Ana Clara regarde son amie avec incrédulité. Son téléphone portable sonna à nouveau, avec insistance. Elle ne savait pas si elle devait répondre ou laisser ses émotions remonter à la surface après cette révélation.
- Répondez, s'il vous plaît ! - demanda-t-elle, réalisant que le son assourdissant ne s'arrêterait jamais.
- Parlez !" La voix était sans émotion.
- Tu as merdé, Clara ! Il n'est pas mort.
- Comme... Comme ça ?
Clara sentit son visage brûler et un frisson se répandit le long de sa colonne vertébrale, s'arrêtant au niveau de son estomac, son corps étant complètement gelé, comme d'habitude.
L'autre, quant à elle, a vu dans les yeux verts de son amie d'enfance toute la panique qui se cachait derrière la nouvelle de ce coup de fil :
- Clara, tout va bien ?
- Non... Ce n'est pas... - Clara laisse le téléphone portable lui échapper des mains, s'écrasant sur le sol - Je... J'ai besoin d'aide.
La femme rit d'un air sarcastique :
- Encore une fois ? Un retour dans le temps ?
Clara n'a rien dit. Il semblait que le destin lui jouait des tours. Toute sa vie, cette femme l'avait aidée et lorsqu'elle lui demandait une faveur, aussi absurde soit-elle, Clara refusait. Elle se retrouvait à nouveau dans un besoin désespéré d'aide. Et elle n'avait nulle part où aller.
- J'ai besoin de toi ! - supplia Clara, se débarrassant de toute l'arrogance et de la fierté qu'elle avait autrefois.

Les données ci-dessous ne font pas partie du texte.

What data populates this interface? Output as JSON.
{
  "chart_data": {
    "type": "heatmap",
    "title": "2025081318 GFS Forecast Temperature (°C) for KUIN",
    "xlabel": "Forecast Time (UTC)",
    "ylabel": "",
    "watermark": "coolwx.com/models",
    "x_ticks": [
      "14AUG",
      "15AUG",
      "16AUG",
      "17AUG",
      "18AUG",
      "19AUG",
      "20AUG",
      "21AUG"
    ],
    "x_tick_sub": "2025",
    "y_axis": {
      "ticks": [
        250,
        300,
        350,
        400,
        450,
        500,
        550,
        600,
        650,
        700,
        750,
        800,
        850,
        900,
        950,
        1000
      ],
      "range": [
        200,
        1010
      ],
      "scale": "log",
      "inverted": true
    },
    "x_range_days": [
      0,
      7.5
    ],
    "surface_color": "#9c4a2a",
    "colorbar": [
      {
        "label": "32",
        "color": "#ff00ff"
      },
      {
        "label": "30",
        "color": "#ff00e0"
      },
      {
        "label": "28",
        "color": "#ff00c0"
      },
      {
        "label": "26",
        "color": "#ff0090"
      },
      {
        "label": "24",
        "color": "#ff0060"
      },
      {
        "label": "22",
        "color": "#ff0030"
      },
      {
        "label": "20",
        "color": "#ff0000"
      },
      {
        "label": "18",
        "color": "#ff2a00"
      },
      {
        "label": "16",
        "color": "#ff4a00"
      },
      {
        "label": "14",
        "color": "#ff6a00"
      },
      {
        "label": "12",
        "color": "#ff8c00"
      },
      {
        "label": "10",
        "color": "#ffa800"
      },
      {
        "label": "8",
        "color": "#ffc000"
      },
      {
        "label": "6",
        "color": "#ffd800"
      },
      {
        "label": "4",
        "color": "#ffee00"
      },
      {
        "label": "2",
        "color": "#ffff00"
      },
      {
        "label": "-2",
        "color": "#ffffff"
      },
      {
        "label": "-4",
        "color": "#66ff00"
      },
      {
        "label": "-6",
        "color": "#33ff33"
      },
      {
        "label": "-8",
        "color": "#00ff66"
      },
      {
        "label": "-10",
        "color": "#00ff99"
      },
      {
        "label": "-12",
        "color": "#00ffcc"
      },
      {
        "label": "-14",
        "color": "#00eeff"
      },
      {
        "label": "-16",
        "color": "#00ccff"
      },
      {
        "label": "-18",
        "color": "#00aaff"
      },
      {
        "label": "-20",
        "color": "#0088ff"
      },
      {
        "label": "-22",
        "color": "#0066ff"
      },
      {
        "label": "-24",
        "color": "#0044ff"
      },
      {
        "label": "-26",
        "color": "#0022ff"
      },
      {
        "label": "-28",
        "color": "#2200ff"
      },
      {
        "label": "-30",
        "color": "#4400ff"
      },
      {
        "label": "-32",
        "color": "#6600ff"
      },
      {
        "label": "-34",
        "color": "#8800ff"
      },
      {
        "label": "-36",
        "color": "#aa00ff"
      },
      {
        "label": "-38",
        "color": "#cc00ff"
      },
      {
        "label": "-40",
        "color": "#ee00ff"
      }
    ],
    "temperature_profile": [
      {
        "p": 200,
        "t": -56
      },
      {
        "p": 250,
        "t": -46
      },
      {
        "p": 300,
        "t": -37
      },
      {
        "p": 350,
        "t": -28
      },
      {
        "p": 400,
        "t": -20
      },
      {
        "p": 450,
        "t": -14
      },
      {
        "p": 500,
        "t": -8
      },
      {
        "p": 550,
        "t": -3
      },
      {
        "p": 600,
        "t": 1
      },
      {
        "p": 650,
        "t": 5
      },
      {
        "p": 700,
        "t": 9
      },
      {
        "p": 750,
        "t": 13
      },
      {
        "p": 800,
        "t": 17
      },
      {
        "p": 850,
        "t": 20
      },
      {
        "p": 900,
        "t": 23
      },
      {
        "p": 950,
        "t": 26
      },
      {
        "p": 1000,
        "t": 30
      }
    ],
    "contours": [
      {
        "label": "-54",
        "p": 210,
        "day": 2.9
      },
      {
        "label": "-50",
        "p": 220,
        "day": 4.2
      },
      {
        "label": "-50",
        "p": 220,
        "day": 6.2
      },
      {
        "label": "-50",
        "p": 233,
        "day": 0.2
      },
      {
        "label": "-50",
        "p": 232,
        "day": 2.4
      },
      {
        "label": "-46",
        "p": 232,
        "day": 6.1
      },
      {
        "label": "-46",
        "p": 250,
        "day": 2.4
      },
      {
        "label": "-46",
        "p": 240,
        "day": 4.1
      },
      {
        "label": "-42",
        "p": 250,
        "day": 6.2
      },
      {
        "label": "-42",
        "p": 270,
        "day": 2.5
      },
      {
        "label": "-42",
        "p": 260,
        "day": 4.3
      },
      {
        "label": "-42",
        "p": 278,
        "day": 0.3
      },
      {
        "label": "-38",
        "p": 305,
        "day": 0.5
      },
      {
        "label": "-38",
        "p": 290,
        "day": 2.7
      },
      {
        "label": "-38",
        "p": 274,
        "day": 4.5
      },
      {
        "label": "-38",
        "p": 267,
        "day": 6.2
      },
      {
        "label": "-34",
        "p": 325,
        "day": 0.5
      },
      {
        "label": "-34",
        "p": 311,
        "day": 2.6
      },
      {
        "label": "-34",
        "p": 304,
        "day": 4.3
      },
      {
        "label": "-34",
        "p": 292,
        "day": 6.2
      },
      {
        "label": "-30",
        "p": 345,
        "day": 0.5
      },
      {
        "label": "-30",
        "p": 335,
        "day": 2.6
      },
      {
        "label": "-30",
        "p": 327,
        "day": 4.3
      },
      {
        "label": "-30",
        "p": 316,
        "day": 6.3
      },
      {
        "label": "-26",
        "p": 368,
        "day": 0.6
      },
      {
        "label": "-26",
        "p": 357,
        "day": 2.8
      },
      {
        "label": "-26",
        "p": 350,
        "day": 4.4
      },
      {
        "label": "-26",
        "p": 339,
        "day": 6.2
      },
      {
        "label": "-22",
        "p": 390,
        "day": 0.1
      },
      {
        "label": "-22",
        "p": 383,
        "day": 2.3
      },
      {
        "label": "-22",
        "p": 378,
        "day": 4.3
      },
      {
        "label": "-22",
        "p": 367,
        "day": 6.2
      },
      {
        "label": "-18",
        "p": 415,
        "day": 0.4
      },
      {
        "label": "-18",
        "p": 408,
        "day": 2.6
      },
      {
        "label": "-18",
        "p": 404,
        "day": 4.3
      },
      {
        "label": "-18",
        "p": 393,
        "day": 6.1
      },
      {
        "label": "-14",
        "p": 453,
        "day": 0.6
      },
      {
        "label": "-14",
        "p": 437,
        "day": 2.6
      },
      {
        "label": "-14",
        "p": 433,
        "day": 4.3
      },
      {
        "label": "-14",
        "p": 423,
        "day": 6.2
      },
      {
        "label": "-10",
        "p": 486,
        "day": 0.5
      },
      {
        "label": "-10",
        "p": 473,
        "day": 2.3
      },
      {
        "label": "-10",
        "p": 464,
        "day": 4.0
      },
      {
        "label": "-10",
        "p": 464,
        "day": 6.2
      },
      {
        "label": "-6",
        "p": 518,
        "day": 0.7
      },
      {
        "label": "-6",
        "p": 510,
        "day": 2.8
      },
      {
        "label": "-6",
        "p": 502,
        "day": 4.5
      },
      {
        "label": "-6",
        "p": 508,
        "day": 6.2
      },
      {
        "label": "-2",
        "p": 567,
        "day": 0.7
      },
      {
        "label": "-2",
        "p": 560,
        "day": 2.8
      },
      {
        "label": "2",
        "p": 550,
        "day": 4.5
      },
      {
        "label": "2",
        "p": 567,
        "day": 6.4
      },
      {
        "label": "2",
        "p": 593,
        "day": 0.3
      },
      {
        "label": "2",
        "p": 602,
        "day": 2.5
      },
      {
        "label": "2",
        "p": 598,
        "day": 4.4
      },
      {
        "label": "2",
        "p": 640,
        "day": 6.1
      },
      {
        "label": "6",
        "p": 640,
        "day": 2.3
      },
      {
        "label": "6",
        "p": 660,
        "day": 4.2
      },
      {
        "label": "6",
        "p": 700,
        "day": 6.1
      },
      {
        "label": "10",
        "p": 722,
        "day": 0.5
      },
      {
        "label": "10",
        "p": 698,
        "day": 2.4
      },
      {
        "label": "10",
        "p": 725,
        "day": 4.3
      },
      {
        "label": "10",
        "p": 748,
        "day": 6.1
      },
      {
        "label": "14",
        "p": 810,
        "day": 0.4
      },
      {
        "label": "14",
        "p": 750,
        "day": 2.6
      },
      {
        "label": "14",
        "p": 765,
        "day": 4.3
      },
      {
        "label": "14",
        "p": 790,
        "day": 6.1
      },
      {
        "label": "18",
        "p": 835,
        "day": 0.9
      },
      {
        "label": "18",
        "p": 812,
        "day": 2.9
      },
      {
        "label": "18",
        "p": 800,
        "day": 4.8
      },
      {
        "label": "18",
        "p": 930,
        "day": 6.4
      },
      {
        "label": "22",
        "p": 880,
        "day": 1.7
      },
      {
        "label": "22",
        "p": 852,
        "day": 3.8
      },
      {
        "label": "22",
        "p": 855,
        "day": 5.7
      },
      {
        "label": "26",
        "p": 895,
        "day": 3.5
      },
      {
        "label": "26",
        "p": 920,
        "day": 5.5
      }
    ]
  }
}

- Je vous aiderai ! En retour, tu feras ce que je t'ai demandé. Tu coucheras avec lui.
- Est-ce que ce sera juste une fois ? - s'entendit demander Clara, même si son esprit la suppliait de ne même pas penser à cette possibilité.
- Une fois suffit.
Clara regarde le téléphone posé sur le sol. Et puis son amie. Pendant si longtemps, elle avait laissé ses souvenirs enfermés dans une boîte, qu'elle avait empêchée d'ouvrir à l'aide de tant de cadenas, la gardant au fond de son cœur, là où elle n'aurait jamais imaginé pouvoir la récupérer.
Elle posa sa main sur la table et l'autre enroula ses doigts dans les siens, les demi-cœurs sur chacun de leurs doigts n'en formant plus qu'un, le tatouage qu'elles avaient fait ensemble avec la promesse qu'elles seraient amies pour toujours et qu'elles s'entraideraient toujours.
- Tu dois entendre la vérité sur ce qui s'est passé, Clara !
- Je ne veux pas l'entendre... S'il te plaît, je ne veux pas l'entendre ! - Clara ferma les yeux, serrant la main de l'autre femme avec force - Je vais coucher avec lui ! J'ai juste besoin que tu m'aides... Je n'en peux plus... Je n'en peux plus ! - Elle s'entendit avouer, se sentant, après tant d'années, enfin accueillie.
Parmi tant d'ennemis, les anciens semblaient être des amis.
Dans sa tête résonne la phrase bien connue, lue des milliers de fois dans la solitude de sa chambre : "Souvent, à cause d'un acte irréfléchi de ma part envers une personne, j'ai fini par m'éloigner d'autres personnes qui m'étaient chères."